Hardly anyone ever calls Mig by her name, especially those who believe her incompetent.

“Miss Miggery, there is no need to shout. None at all. As you can hear me, so I can hear you. We two are perfectly suited, each to the other.” Roscuro smiled again, displaying a mouthful of sharp yellow teeth. “‘Aspirations’, my dear, are those things that would make a serving girl wish to be a princess.”

“Gor,” agreed Mig, “a princess is exactly what I want to be.”

“There is, my dear, a way to make that happen. I believe that there is a way to make that dream come true.”

“You mean that I could be the Princess Pea?”

“Yes, Your Highness,” said Roscuro. And he swept the spoon off his head and bowed deeply at the waist. “Yes, your most royal Princess Pea.”

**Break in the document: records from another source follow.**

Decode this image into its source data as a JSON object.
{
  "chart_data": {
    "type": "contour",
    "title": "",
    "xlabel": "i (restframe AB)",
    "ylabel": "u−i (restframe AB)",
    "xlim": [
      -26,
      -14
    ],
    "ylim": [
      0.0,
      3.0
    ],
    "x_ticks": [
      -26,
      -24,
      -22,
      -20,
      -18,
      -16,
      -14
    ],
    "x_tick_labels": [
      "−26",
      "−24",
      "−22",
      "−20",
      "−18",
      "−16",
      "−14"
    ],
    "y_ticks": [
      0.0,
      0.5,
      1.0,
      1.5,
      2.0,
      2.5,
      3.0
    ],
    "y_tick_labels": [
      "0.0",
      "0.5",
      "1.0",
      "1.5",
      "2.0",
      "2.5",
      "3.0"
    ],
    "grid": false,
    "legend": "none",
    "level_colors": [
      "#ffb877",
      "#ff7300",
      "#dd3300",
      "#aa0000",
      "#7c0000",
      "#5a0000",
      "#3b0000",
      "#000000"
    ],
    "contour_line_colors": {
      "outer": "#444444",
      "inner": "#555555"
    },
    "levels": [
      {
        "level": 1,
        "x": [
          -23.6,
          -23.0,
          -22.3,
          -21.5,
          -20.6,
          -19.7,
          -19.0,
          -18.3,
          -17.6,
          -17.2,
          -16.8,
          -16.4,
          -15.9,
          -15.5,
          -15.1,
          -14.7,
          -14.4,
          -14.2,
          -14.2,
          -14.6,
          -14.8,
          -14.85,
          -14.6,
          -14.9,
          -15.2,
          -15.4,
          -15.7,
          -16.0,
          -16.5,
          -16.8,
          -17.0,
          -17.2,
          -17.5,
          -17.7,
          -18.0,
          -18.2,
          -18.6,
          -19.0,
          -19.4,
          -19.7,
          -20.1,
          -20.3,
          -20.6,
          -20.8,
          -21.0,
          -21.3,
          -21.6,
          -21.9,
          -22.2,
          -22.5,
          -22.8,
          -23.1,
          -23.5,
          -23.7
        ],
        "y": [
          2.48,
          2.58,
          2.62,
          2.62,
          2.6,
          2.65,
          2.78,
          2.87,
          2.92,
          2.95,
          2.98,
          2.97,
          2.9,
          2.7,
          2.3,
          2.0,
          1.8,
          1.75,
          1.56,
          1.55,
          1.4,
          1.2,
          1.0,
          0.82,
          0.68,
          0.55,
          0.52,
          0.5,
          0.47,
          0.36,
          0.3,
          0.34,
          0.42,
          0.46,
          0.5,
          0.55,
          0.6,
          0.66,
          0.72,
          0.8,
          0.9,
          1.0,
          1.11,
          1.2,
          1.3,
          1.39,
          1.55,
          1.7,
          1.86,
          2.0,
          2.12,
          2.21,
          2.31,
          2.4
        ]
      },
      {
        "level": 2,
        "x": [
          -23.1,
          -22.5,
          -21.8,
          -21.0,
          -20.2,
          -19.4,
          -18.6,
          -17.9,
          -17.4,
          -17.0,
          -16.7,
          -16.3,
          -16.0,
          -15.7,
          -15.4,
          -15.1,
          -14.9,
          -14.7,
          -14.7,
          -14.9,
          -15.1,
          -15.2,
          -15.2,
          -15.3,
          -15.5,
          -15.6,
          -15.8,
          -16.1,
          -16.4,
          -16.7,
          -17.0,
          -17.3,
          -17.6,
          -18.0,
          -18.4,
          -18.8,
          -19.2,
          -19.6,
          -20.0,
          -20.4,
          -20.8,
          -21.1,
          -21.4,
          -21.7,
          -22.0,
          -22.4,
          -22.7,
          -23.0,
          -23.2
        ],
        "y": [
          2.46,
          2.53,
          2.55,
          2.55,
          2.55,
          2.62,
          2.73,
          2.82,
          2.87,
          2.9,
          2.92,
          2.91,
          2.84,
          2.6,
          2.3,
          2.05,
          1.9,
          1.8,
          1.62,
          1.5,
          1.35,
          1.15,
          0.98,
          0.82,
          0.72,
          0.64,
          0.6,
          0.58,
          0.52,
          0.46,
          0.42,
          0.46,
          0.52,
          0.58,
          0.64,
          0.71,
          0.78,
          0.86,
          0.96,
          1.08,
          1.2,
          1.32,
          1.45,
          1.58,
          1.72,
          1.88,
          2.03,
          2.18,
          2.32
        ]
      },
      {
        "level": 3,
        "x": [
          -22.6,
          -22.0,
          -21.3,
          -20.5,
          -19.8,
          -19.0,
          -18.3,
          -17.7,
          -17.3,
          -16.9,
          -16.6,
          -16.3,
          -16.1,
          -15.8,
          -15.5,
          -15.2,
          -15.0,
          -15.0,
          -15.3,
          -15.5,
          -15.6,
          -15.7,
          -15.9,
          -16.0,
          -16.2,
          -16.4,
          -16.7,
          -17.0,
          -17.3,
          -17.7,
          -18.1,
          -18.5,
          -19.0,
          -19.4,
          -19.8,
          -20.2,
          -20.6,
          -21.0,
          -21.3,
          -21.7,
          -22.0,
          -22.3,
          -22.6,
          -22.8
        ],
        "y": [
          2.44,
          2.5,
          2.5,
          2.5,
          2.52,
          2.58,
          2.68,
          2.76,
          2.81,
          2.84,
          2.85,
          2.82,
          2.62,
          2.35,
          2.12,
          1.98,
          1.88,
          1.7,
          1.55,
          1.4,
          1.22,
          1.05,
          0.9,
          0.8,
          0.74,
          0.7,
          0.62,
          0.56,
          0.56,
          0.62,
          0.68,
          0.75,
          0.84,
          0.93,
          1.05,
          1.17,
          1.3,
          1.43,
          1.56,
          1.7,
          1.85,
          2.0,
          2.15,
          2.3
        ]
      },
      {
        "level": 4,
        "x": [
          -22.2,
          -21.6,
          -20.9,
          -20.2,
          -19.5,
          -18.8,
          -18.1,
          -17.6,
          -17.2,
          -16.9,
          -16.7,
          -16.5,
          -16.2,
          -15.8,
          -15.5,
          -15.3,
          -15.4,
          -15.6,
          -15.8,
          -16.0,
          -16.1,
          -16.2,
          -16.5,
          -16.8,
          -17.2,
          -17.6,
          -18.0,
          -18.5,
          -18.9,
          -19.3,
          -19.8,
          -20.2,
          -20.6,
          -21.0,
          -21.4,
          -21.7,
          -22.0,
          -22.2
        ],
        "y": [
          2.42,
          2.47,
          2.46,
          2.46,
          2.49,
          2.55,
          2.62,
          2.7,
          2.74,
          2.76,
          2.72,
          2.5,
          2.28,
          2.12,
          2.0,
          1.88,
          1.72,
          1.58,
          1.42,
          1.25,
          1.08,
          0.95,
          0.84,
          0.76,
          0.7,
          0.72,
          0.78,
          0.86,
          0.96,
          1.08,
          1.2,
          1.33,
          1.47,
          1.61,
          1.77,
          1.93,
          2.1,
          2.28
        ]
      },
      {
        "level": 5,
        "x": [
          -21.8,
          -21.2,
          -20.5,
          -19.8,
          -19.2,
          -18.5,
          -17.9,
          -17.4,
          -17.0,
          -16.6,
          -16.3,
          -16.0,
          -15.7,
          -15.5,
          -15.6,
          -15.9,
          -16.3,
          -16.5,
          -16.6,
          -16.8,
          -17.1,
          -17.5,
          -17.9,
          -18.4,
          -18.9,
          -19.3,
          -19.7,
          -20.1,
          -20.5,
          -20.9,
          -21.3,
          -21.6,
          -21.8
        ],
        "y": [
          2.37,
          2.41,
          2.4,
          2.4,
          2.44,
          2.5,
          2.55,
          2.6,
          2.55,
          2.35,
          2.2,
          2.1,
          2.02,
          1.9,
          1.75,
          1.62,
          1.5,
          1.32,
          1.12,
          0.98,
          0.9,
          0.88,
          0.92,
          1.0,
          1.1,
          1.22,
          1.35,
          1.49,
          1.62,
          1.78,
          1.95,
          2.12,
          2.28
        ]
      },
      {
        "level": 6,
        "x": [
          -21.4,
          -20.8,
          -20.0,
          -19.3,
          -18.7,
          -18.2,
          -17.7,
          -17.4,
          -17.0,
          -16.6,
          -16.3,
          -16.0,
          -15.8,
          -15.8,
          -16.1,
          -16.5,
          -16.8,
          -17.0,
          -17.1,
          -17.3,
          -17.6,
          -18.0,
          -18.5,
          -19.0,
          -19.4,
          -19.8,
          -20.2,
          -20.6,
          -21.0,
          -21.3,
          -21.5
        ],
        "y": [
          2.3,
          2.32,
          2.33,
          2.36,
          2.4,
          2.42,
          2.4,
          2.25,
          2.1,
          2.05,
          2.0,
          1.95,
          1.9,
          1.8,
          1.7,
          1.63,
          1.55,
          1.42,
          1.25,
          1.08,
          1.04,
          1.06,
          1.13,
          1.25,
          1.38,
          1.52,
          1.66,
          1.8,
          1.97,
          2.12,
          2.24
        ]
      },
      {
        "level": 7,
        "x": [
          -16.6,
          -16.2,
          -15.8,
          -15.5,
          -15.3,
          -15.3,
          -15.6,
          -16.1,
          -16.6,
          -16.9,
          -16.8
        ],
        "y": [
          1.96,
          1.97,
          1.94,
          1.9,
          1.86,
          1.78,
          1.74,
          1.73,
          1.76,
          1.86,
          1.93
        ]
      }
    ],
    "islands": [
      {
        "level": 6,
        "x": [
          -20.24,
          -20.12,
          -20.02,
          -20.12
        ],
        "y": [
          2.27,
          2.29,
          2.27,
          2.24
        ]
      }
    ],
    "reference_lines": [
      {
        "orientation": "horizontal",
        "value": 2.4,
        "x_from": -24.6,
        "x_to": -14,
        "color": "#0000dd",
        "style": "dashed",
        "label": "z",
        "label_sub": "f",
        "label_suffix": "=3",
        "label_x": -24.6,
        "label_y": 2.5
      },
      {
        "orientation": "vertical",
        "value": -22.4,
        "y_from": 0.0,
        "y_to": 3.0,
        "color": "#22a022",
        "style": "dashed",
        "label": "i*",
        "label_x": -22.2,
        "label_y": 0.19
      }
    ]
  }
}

He’s the first person in her life that’s ever encouraged her hopes and dreams, so of course she doesn’t realize it’s too good to be true.

Mig held the tray with the one small candle burning bright, and she listened as the rat went on, speaking directly to the wish in her heart. So passionately did Roscuro speak and so intently did the serving girl listen that neither noticed as the napkin on the tray moved.

Nor did they hear the small mouselike noises of disbelief and outrage that issued from the napkin as Roscuro went on unfolding, step by step, his diabolical plan to bring the princess to the darkness.